In the afterglow of the Great Graduation Event (Crash's backyard party), The Boy suggested a game of Bananagrams. I am good at Bananagrams. It would be false humility to claim otherwise.1 I don't. In fact, I tell everyone in the room. I'm really good at Banagrams.
So I join Favorite Facebook Nephew and The Boy in a round. I win. FFN is frustrated.2
We play again. Same result. In the middle of round 3, FFN resigns his position in favor of his mother, No-No, and Math Man takes over The Boy's spot. (FFN and The Boy go off to play some game at which I do not excel that resembles chess and uses lasers.

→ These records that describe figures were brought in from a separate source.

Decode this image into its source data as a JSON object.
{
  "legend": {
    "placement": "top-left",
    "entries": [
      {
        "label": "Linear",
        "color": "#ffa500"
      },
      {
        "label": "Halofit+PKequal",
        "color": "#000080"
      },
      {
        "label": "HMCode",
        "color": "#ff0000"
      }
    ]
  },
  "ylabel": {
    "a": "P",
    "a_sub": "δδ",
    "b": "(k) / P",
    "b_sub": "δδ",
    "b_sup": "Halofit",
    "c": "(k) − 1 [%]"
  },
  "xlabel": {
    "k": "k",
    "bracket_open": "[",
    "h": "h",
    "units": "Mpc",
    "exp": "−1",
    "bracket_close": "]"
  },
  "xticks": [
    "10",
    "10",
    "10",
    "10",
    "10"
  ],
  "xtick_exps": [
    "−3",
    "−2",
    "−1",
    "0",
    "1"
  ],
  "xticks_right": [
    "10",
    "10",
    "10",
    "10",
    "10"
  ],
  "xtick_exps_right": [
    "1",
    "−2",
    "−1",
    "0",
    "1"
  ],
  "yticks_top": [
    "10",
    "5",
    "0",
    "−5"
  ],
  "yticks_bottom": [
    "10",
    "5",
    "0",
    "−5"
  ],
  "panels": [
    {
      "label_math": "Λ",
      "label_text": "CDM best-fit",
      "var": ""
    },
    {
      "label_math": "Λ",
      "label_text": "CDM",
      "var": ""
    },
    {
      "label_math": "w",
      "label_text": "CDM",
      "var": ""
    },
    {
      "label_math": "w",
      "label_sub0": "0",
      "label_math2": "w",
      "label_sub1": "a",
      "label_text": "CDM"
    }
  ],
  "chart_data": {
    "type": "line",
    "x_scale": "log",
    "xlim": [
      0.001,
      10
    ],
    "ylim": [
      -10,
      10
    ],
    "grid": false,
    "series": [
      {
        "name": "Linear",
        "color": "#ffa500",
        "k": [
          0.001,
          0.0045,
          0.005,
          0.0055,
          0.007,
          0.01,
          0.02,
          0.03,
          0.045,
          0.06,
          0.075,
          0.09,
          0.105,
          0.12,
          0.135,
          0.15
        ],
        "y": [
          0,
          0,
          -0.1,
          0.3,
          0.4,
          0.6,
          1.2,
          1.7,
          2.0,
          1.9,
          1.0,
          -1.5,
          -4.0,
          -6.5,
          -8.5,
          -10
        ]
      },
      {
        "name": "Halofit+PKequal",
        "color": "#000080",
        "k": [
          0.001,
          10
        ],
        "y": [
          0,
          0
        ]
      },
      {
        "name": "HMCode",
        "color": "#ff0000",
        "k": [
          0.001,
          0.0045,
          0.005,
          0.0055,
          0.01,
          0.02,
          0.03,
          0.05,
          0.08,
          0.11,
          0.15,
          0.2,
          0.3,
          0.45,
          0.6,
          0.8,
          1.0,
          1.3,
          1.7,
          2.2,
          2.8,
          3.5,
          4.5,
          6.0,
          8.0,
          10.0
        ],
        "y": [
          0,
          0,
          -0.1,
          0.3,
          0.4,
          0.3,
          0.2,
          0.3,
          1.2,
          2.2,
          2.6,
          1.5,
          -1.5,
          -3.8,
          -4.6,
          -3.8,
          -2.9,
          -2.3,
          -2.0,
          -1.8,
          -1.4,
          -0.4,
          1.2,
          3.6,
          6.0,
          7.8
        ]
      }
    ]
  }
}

They don't care who wins as long as it isn't me.) No-No and Math Man are at a serious disadvantage; not only are they taking over midstream, but are both novices.
Geek Guru tries to level the playing field by distracting me with a secondary conversation. I am mistress of the universe. I can talk and make words on the floor. "Bananagrams!" I exclaim proudly (not that this victory merits such).
Suddenly No-No looks closely at my tiles. "QUINTY?" she inquires.
Oh. No. I had created "SQUINTY," then siphoned off the S to use elsewhere. There is no redemption in Bananagrams. Should you declare victory under these circumstances, the round resumes, but without you. "Noooooo...."
From the sofa, Geek Guru begins, "Ding-dong, the wicked witch, which old witch, the wicked witch...." The rest of them join in.
Pride. It goes before a fall.
1. I am good because the game favors those with larger vocabularies, good spatial skills and lots of practice. I spent a lot of time playing it with The Boy on vacation a couple of years back.
2. Note that FFN could destroy me in under two minutes with his eyes closed in any videogame. Probably in under 30 seconds. We all have our strengths.